On context engineering. That is a must as a bloated history will decohere the whole system. So its important to device an automated system that compresses the context down but retains overall essence of the history. there are about a billion ways you could do this and you will need to experiment a lot. LLM's are conditioned quite heavily from their own outputs, so having the ability to remove error tool calls from the context is a big boon as now the model is less likely to repeat its same mistakes. There are trade offs though, like he said caching is a no go when going this route but you gain a lot more control and stability within the whole system if you do this right. its basically reliability vs cost here. I tend to lean towards reliability. Also i don't recommend using the whole context size of the model. Most llms perform very poorly past a specific amount and I find that using maximum of 50% of the whole context window is recommended for cohesion. Meaning that if lets say max context window is 100k tokens, treat 50k as the max limit and start compressing the history around 35k tokens. Granular and step wise system can be set up. Where the most recent context is most detailed and uncompressed but as it goes further from the current time it gets less and less detailed. Obviously you want to store the full uncompressed history for a subagent that uses rag. This allows the agent to see in detail the whole thing if it finds the need to.

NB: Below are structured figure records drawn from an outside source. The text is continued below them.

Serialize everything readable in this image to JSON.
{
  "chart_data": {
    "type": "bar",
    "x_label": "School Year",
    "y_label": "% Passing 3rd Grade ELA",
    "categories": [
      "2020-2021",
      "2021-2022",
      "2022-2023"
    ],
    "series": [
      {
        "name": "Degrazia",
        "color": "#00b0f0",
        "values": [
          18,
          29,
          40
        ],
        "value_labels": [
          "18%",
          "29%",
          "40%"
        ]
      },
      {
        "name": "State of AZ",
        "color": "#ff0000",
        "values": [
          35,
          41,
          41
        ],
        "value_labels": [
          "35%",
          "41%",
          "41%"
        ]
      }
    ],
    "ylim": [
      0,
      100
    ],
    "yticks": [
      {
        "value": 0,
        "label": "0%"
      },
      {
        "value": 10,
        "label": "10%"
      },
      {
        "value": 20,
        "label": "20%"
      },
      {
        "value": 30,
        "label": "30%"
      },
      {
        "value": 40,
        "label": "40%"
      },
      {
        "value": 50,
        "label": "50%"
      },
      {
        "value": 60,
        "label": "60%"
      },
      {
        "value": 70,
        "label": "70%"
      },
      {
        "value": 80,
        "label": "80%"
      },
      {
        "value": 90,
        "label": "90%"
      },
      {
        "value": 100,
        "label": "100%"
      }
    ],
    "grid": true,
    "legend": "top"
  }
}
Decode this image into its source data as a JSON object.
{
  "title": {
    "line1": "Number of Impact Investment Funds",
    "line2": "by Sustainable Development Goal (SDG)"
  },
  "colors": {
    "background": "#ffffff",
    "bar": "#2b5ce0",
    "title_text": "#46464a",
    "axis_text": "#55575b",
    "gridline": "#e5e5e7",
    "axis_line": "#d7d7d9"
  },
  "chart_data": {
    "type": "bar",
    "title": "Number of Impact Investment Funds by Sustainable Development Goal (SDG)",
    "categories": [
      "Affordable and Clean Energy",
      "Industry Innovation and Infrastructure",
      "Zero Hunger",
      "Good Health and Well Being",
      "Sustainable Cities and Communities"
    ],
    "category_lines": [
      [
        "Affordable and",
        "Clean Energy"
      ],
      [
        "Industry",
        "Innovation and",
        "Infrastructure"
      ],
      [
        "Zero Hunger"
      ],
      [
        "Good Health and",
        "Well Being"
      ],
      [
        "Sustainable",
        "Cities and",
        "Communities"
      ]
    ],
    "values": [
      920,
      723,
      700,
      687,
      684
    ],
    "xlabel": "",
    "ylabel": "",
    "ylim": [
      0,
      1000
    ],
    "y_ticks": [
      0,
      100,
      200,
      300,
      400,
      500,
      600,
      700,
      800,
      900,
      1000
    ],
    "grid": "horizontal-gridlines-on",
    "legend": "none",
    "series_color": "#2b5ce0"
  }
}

ahh also on the matter of output. I found great success with making input and output channels for my agent. there are many channels that the model is conditioned in using for specific interactions. <think> channel for cot and reasoning. <message_to_user> channel for explicit messages to user. <call_agent> channel for calling agents and interacting with them. <call_tool> for tool use. and then a few other environment and system channels that are input channels from error scripts and environment towards the agent. This channel segmentation also allows for better management of internal automated scripts, and focus the model. Oh also one important thing is the fact that you need at least 2 separate output layers. meaning you need to separate your llm outputs from what is displayed to the user. and they have their own rules they follow. what that allows you to do is display information in a very human readable way to the real human while hiding all the noise but also retaining the crucial context thats needed for the model to function appropriately.
bah anyways i rambled for long enough. good luck folks. hope this info helps someone.